Avec la dépréciation, nos importations coûtent plus cher et nos exportations, dont le textile, ne nous apportent aucun avantage compétitif car nous importons la matière première.

Conséquence de notre économie peu compétitive, de notre secteur des exportations à bout de souffle, de nos investissements directs étrangers trop dépendants de l’immobilier, d’une productivité en baisse, d’une politique monétaire discutable, sans oublier le ralentissement du tourisme, cette tendance à la dépréciation de la roupie ne s’arrêtera pas de sitôt. Reflet de la fragilité de notre économie, l’absence d’une stratégie palliative tournée sur le long terme a un effet néfaste sur la durée, à commencer par l’inflation en hausse et la baisse de confiance pour faire des affaires. Quels sont les symptômes de cette déchéance ? Analyse.

Aujourd’hui vendu à Rs 43,60 selon le taux de change indicatif de la State Bank of Mauritius (SBM), le dollar américain, principale devise utilisée dans le pays pour les importations et les services financiers entre autres, gagne du terrain face à une roupie de plus en plus faible. Subissant les forces du marché, cette tendance à la dépréciation de la roupie a été jusqu’à ce jour compréhensible, compte tenu des indicateurs économiques dans le rouge et l’absence d’entrées suffisantes de devises étrangères dans le pays à travers le tourisme, les exportations ou les investissements directs étrangers, Covid-19 oblige, sans oublier l’effet de notre inclusion sur la liste noire de l’Union européenne.

Or, il ne faut pas non plus négliger l’impact de certaines acrobaties comptables et l’aisance des autorités à faire chauffer la planche à billets, à l’instar des Rs 18 milliards puisées du Special Reserve Fund de la Banque centrale (BoM) pour rembourser la dette publique avant juin 2021, ou encore le don de Rs 60 milliards de la BoM à l’État, le 22 mai 2020, et l’apport à la Mauritius Investment Corporation (MIC). Il y a aussi récemment eu le transfert de Rs 25 milliards au gouvernement via la MIC en soutien aux dépenses fiscales. Indirectes certes, l’exercice de recapitalisation de la Banque centrale et les tentatives de rétablir la balance des paiements mesurée par la variation des réserves en misant sur le taux de change, pèsent aussi de leurs poids dans la lente chute de valeur de notre monnaie locale. Si la dépréciation de la roupie était inévitable en pleine fermeture des frontières et dans cette lutte contre la pandémie, cette tendance qui s’étend à 2022 n’est pas soutenable sur la durée. Elle est même dangereuse.

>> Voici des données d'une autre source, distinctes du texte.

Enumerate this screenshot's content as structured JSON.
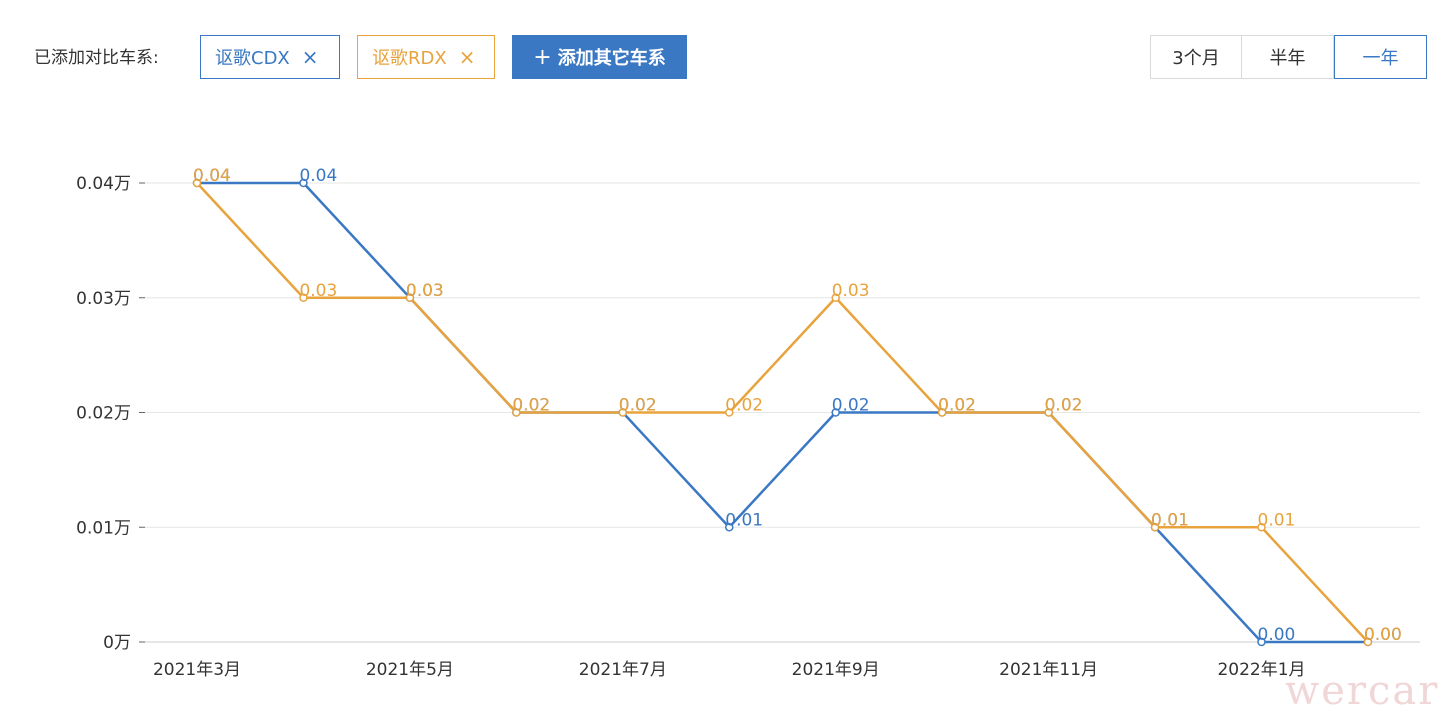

Cette déchéance on la note surtout à partir de 2019. Pour mieux la situer, laissons parler les chiffres et faisons une rétrospective. Le 3 janvier 2012, le dollar se vendait à Rs 30,05, passant à Rs 31,30 en décembre de la même année. La roupie était relativement stable entre 2013 et 2014, le dollar se vendant entre Rs 30 et Rs 32. En 2015, on remarque un léger glissement de la roupie, le dollar se vendant à Rs 32,26 le 5 janvier 2015, pour passer à Rs 35,80 le 4 juin et à Rs 36,90 le 31 décembre. Cette tendance se maintiendra sur la majeure partie de 2016. En 2017, la situation s’arrange, le dollar variant entre Rs 33 et Rs 35, avec la même tendance en 2018. La situation se corse en 2019. Le 10 janvier 2019, le dollar se vendait à Rs 34,84, le 10 juin à Rs 36,14, pour passer à Rs 37,10 le 30 décembre 2019, Rs 38,00 en février 2020 et pour finir l’année à Rs 40,30, le 30 décembre 2020.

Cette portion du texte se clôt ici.